Since it is made of a material having ^ properties, it is possible to provide a selectively permeable membrane that has far superior mechanical strength to conventional selectively permeable membranes and is of uniform quality. Furthermore, according to the present invention, particularly excellent skills are not required when adjusting the permselective membrane itself or when combining it with an enzyme membrane or the like to prepare a laminated membrane, making quality control easier and more efficient. Suitable for mass production. That is, according to the conventional preparation method, an extremely thin film with a thickness of 2 microns or less, preferably about 1 micron, is formed on the flat surface of a liquid such as water, and this is scooped up by an appropriate body. There is no need to rely on the skill of a craftsman to remove the layer after forming a laminated film on top of that. However, the polarograph analyzer using the selectively permeable membrane according to the present invention is developing a wide range of uses for health management such as blood glucose and cholesterol, and for clinical chemistry analysis in medical treatment, and the present invention is applicable to such fields. It has great significance in that it can provide a highly reliable analytical device with consistent performance.

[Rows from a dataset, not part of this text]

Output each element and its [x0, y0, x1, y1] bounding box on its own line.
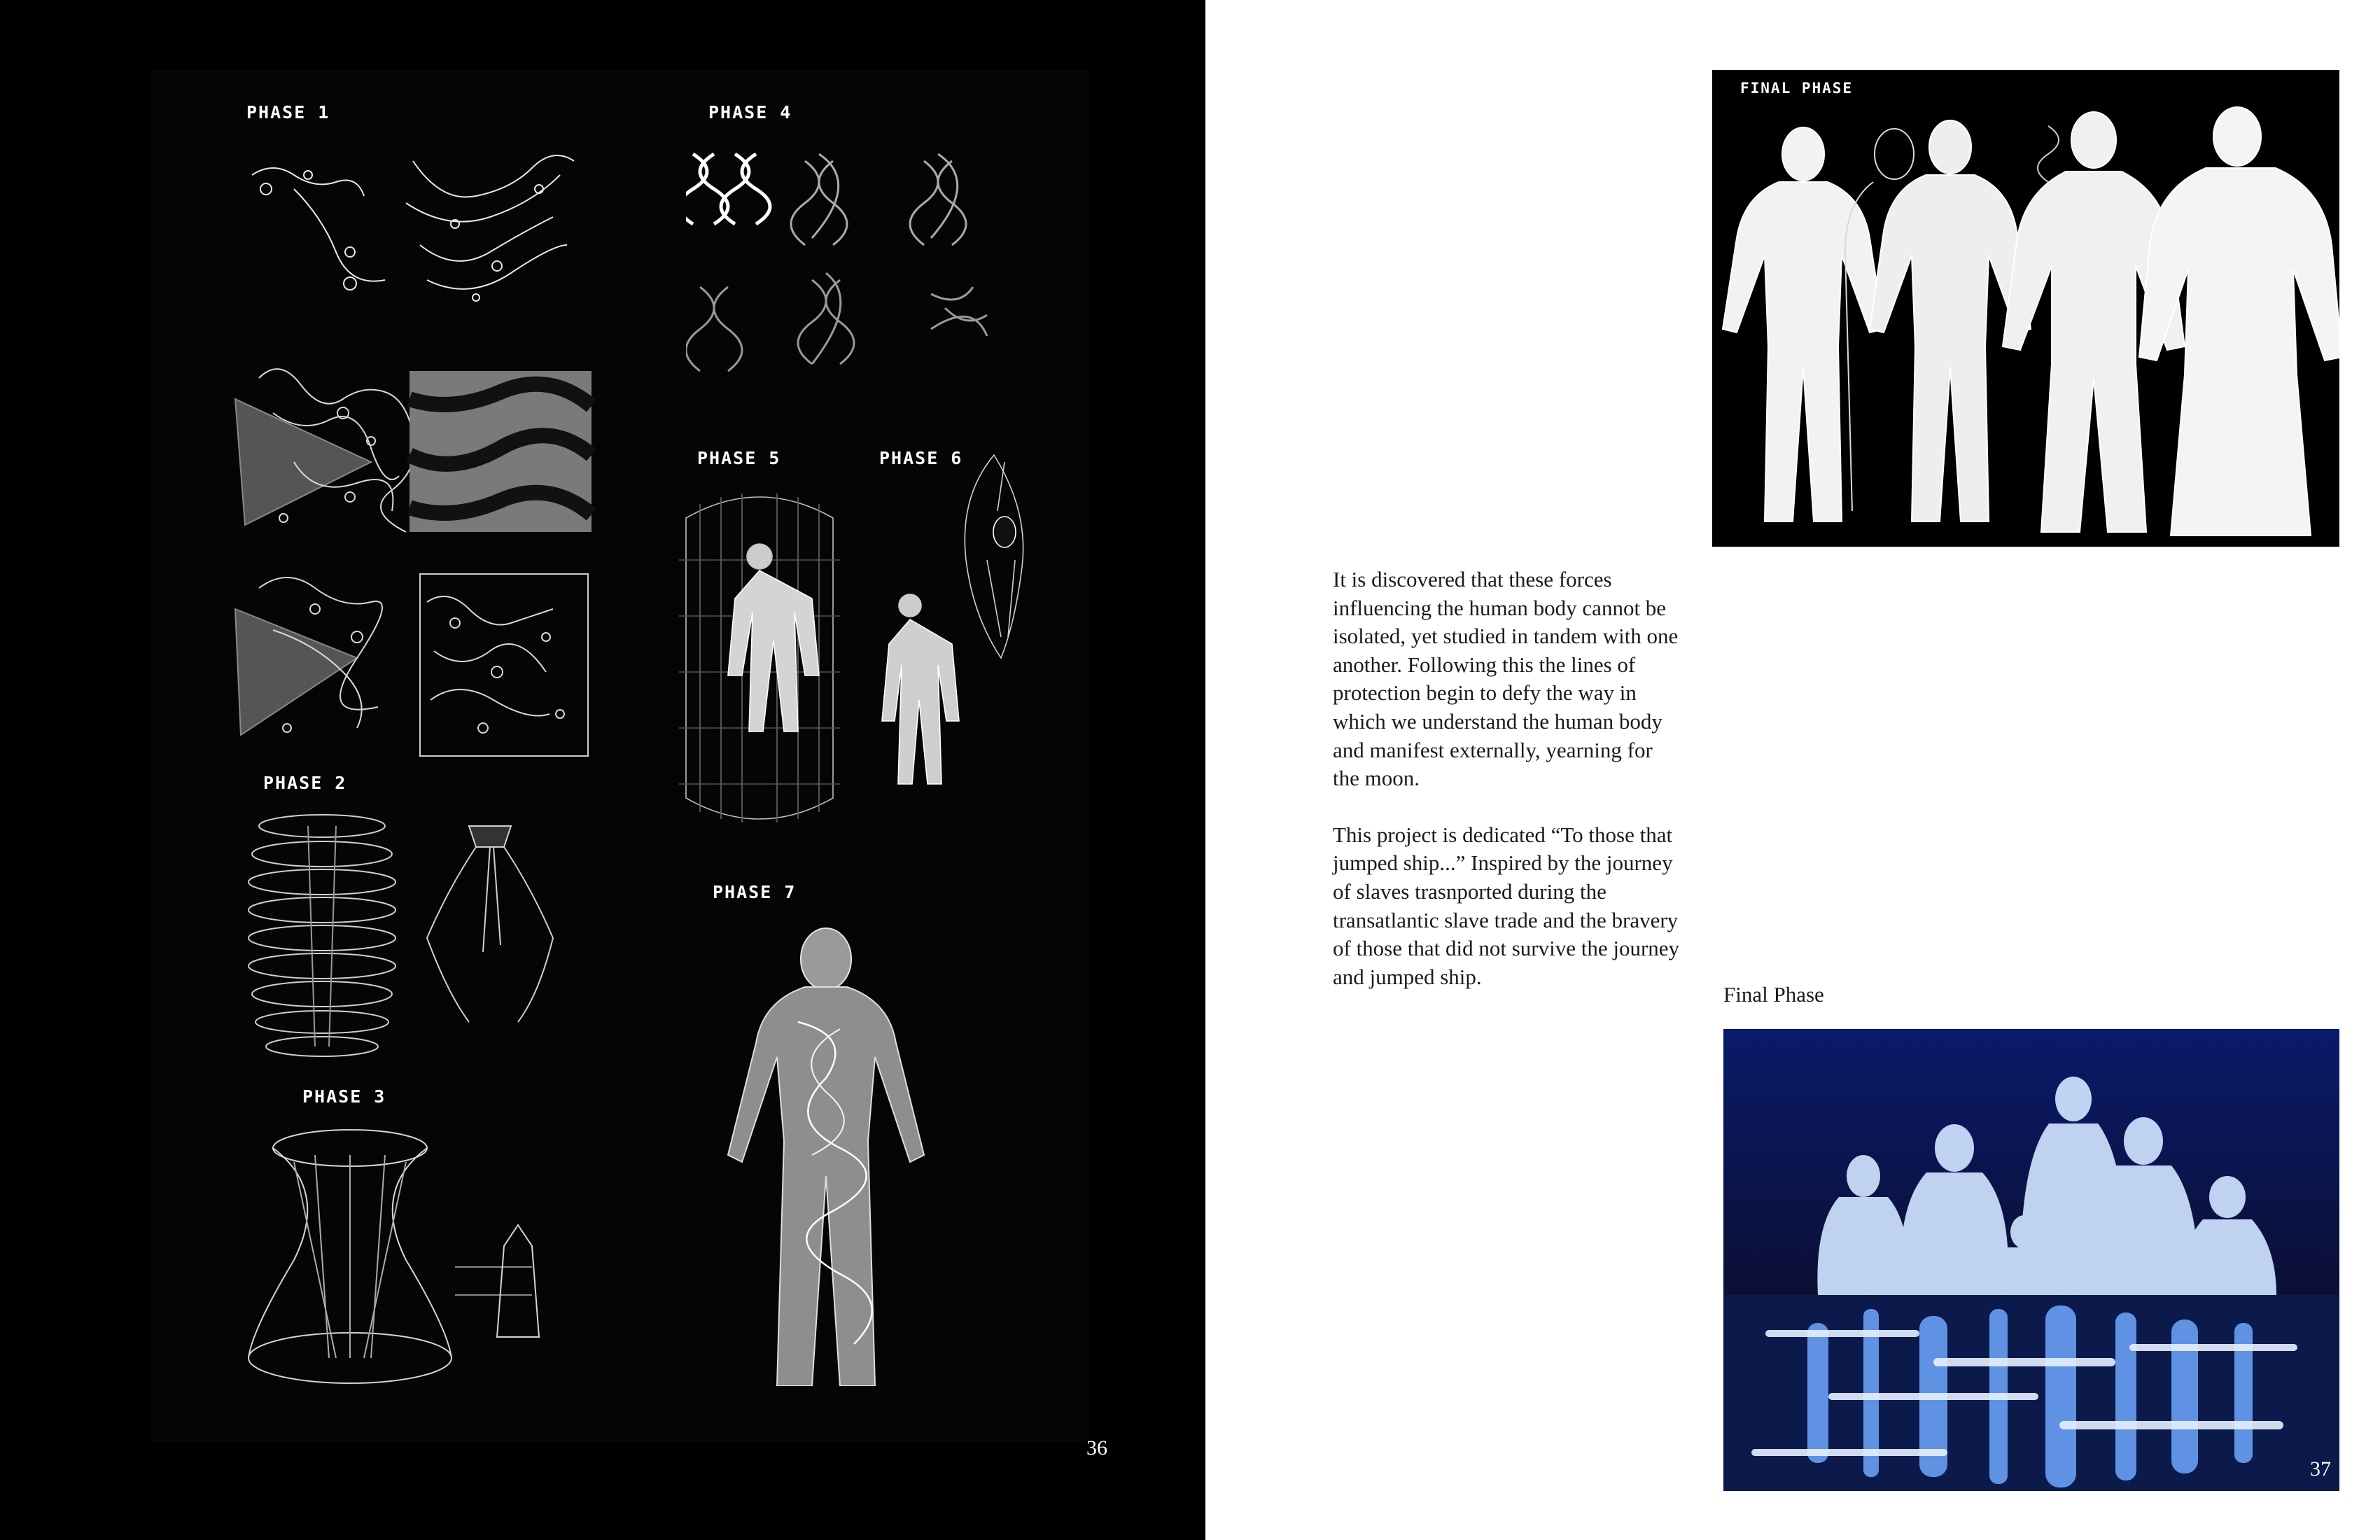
- right-page-number: 37: [2310, 1457, 2331, 1480]
- figure-1: [1723, 127, 1884, 522]
- phase-5-label: PHASE 5: [697, 448, 781, 468]
- final-phase-figures-image: [1712, 70, 2339, 547]
- phase-4-helix-image: [686, 147, 1022, 378]
- phase-3-hourglass-image: [245, 1127, 567, 1386]
- phase-1-swirl-image: [245, 147, 595, 322]
- final-phase-image-label: FINAL PHASE: [1740, 80, 1854, 97]
- phase-7-figure-image: [714, 924, 938, 1386]
- phase-4-label: PHASE 4: [708, 102, 792, 122]
- paragraph-2: This project is dedicated “To those that jumped ship...” Inspired by the journey of slaves trasnported during the transatlantic slave trade and the bravery of those that did not survive the journey and jumped ship.: [1333, 822, 1680, 989]
- final-phase-water-photo: [1723, 1029, 2339, 1491]
- phase-1-label: PHASE 1: [246, 102, 330, 122]
- phase-1-network-image: [231, 560, 595, 763]
- paragraph-1: It is discovered that these forces influencing the human body cannot be isolated, yet studied in tandem with one another. Following this the lines of protection begin to defy the way in which we understand the human body and manifest externally, yearning for the moon.: [1333, 567, 1679, 791]
- phase-6-label: PHASE 6: [879, 448, 963, 468]
- figure-5: [2139, 107, 2339, 536]
- phase-2-label: PHASE 2: [263, 773, 347, 793]
- final-phase-caption: Final Phase: [1723, 982, 1824, 1007]
- phase-3-label: PHASE 3: [302, 1086, 386, 1107]
- phase-2-rings-image: [238, 812, 588, 1064]
- phase-6-figure-image: [854, 448, 1036, 826]
- phase-5-figure-image: [672, 490, 847, 826]
- phase-1-triangle-image: [231, 357, 595, 539]
- phase-7-label: PHASE 7: [713, 882, 797, 902]
- body-text: [1333, 566, 1683, 1019]
- left-page-number: 36: [1086, 1436, 1107, 1460]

[Brief explanation of the drawing]

FIG. 1 is a sectional view showing the structure of an enzyme electrode in which a selectively permeable membrane according to the present invention is used, and FIG. 2 is a laminated membrane in which a selectively permeable membrane 11, an enzyme membrane 12, and a porous membrane 18 according to the present invention are laminated.
FIG. 8 is a partial sectional view showing the structure of O, and a polarogram showing the test results of the selectivity of the permselective membrane according to the present invention. In the figure, 1: enzyme electrode, 6: polarographic electrode, 1o: laminated membrane, iM permselective membrane, lla: base membrane, 11b = permselective substance, 11c: base membrane, micropores in 11a, 12: Enzyme membrane. 1st cause 2nd cause 3rd figure

Claims (1)

[Claims] l) Selection of combination with an enzyme membrane containing an enzyme that reacts with a specific substance to be analyzed, and selectively transmitting a specific reaction product produced by the enzyme membrane to the polarographic electrode. A permselective membrane for polarographic analysis, characterized in that the membrane is made of a porous base membrane having micropores, and a substance having selective permselectivity for the specific reaction product is adhered to the surface of the membrane. film. 2. In the selectively permeable membrane according to claim 1,
A selectively permeable membrane for polarographic analysis, characterized in that the thickness of the base membrane is 5 microns or more. 3) A selectively permeable membrane for polarographic analysis according to claim 2, wherein the thickness of the base membrane is between 7 and 10 microns. 4) In the selectively permeable membrane according to claim 1,
A permselective membrane for polarographic analysis, characterized in that the base membrane has micropores with a diameter between 1 and 12 microns. 5) In the selectively permeable membrane according to claim 1,
1. A selectively permeable membrane for polarographic analysis, characterized in that acetyl cellulose is adhered to a base membrane as a substance having selective permselectivity to hydrogen peroxide as a specific reaction product. 6) In the selectively permeable membrane according to claim 1,
A selectively permeable membrane for polarographic analysis 0, characterized in that a substance selectively permeable to a specific reaction product is adhered to the polarographic electrode side of the base membrane.